German beer, Japanese sake and English champagne

Blind tastings are often wonderful fodder for stories. New world wine bests old world classic. Upstart beer wins taste test over best seller, or Taiwan scotch beats Scottish Scotch .

In this case, we have English sparkling wine (it can't be called champagne as indicated in the title of this article of course, because only grapes grown in the Champagne region get that luxury) winning a taste test over French champagne. Here is the full story from the Telegraph.

England is not known for its grape growing climate. While Britain is one of the world's largest importers of wine, English domestic wineries are tiny in comparison. The Romans introduced viticulture to England but in large part, England was warmer then than it is now.

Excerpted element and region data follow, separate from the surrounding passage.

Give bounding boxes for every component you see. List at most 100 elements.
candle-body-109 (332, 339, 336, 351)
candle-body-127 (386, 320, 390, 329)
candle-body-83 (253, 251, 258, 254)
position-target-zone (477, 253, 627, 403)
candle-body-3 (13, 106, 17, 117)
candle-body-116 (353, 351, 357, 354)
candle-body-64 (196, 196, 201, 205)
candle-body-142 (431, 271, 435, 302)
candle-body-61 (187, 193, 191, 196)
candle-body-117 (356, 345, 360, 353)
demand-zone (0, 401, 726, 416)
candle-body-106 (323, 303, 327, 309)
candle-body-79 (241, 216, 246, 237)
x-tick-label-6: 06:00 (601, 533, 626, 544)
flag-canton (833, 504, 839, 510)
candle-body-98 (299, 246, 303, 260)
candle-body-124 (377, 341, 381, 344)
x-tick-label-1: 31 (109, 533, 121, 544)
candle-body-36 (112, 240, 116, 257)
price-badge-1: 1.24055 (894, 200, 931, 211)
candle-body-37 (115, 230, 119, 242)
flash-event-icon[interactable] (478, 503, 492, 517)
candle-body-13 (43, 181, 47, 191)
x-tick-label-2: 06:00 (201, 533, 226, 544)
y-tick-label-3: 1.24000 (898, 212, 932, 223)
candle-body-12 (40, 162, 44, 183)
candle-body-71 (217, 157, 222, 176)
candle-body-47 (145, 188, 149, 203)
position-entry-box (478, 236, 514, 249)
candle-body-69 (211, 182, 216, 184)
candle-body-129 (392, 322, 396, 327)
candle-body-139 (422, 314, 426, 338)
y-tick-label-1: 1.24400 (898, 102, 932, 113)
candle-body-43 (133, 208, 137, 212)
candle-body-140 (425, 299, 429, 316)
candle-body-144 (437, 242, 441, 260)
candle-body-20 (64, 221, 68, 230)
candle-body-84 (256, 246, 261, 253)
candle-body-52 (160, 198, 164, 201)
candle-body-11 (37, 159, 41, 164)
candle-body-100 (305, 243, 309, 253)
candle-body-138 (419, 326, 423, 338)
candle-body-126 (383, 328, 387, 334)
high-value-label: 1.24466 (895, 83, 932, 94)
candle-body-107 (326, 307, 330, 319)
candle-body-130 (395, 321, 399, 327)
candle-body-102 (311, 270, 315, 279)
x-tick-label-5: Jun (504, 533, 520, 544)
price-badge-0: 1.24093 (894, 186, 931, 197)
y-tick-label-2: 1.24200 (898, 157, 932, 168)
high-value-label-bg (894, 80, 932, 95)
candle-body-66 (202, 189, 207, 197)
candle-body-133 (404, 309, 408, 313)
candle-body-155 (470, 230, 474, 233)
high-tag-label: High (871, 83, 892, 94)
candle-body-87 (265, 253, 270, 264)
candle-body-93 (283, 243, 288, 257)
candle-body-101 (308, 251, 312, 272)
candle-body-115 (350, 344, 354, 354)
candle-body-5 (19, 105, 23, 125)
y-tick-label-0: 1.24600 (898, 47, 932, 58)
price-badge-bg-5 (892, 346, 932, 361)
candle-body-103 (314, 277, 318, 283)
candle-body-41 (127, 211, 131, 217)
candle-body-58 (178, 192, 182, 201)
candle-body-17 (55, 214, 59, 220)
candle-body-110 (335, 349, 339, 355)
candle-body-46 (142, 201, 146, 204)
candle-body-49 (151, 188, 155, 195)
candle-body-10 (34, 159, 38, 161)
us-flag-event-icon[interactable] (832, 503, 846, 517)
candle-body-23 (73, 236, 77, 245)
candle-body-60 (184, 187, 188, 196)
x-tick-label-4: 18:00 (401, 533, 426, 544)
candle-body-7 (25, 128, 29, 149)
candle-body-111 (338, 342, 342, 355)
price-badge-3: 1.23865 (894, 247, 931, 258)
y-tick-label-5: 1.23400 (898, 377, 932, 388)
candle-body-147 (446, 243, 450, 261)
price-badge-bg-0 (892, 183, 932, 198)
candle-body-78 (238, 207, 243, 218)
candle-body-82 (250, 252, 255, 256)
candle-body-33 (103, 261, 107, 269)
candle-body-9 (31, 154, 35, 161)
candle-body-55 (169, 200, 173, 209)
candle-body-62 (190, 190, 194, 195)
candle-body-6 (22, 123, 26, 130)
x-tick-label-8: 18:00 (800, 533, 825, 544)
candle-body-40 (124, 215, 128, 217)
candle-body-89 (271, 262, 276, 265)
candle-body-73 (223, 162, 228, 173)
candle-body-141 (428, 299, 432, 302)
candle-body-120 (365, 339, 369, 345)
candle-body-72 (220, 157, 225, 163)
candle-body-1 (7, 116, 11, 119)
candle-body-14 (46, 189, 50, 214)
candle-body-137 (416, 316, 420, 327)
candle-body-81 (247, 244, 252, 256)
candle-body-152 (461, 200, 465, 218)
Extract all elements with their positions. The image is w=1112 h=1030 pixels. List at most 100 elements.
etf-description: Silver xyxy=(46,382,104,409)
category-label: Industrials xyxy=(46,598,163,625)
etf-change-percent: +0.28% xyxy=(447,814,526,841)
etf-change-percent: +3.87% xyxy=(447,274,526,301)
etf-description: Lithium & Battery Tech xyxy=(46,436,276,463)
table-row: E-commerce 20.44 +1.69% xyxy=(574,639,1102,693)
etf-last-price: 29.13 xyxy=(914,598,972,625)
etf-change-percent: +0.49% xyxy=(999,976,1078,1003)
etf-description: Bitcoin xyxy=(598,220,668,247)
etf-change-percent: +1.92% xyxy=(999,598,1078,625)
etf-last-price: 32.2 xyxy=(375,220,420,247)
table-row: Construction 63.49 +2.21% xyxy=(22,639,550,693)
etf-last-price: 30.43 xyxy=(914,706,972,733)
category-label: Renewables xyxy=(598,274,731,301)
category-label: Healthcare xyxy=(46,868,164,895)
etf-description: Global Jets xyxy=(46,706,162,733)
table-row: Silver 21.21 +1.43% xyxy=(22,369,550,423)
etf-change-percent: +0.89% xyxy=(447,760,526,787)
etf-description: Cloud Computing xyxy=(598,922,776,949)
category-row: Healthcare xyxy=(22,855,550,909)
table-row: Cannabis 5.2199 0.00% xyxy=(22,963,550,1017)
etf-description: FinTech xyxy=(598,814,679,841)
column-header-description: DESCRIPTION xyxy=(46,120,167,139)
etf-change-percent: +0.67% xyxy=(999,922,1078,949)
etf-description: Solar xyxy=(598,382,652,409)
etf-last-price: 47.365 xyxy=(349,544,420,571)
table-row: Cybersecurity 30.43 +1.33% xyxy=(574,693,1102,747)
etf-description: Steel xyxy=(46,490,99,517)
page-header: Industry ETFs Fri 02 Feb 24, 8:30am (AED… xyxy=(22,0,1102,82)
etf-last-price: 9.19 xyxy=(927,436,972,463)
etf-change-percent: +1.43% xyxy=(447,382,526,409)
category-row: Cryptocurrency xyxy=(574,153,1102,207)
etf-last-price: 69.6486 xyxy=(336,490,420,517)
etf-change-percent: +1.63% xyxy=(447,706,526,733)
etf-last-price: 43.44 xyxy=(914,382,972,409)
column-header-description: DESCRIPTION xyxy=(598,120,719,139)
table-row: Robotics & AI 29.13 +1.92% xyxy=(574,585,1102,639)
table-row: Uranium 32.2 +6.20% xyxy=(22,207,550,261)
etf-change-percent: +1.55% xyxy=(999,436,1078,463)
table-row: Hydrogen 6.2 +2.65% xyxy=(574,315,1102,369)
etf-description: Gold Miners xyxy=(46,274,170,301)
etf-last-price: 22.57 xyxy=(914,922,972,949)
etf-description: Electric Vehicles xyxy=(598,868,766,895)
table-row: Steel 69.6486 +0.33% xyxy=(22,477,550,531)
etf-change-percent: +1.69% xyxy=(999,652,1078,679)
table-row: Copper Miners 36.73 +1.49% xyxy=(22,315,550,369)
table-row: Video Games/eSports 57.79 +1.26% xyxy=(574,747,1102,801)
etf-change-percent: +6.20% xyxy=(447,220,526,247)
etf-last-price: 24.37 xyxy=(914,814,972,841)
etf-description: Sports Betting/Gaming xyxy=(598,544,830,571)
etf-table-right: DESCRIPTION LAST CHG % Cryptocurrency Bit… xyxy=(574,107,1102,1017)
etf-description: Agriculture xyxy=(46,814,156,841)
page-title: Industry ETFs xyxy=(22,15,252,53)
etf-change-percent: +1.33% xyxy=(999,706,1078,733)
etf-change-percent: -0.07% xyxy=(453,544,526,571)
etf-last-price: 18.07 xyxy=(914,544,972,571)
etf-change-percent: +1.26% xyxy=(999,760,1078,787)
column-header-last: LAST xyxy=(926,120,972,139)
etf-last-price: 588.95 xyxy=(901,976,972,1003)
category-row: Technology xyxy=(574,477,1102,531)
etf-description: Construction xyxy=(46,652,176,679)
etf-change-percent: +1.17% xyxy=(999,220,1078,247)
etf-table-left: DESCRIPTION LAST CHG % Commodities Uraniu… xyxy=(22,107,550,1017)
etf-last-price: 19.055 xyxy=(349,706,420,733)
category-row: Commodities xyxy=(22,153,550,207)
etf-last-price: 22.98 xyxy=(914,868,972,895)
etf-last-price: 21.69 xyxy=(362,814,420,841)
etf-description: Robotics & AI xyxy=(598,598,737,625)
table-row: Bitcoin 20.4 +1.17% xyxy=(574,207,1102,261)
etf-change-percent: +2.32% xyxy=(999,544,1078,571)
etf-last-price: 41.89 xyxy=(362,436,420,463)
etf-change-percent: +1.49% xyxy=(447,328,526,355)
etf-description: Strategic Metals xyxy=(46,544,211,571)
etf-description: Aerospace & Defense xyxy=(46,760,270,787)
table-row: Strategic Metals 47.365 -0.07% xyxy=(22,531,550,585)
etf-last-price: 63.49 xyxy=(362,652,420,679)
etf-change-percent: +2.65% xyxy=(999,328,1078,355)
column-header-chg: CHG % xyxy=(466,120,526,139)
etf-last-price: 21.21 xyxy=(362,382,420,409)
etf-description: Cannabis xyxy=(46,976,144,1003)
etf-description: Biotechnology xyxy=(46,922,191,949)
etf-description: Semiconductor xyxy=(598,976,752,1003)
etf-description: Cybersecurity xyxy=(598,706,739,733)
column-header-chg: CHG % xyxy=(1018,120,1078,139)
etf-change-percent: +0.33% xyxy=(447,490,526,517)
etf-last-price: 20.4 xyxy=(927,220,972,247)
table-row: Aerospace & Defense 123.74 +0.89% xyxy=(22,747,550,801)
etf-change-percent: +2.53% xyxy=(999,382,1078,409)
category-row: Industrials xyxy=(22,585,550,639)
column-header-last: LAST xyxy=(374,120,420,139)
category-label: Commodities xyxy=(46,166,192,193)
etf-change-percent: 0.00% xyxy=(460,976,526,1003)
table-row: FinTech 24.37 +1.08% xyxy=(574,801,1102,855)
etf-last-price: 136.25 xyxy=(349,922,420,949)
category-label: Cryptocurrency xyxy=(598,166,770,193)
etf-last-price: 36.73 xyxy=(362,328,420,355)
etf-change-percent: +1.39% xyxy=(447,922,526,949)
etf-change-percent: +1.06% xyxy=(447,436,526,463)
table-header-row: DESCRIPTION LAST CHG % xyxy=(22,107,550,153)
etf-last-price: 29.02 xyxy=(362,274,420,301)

Indeed, in a previous inter-glacial period (when England was still part of continental Europe) it appears that grapes grew wild in areas which are currently far too cold to support vines.

Wineries in England are concentrated in the warmest areas such as Kent and Sussex, but due to England's latitude (roughly as far north as Calgary), the growing season extends into October, exposing grapes to rain, wind and frost potential. However, all of those factors mean high acidity which is an excellent feature for sparkling wine. Ironically that means England could be beating France at its own game. Nyetimber's Classic Cuvée 2003 (from Sussex) was crowned Champion of Worldwide Sparkling Wines in the competition run by Italy's wine magazine Euposia. Who would have guessed?

Unfortunately, Nyetimber's Cuvée is not available in Alberta. We will have to satisfy ourselves with French champagne.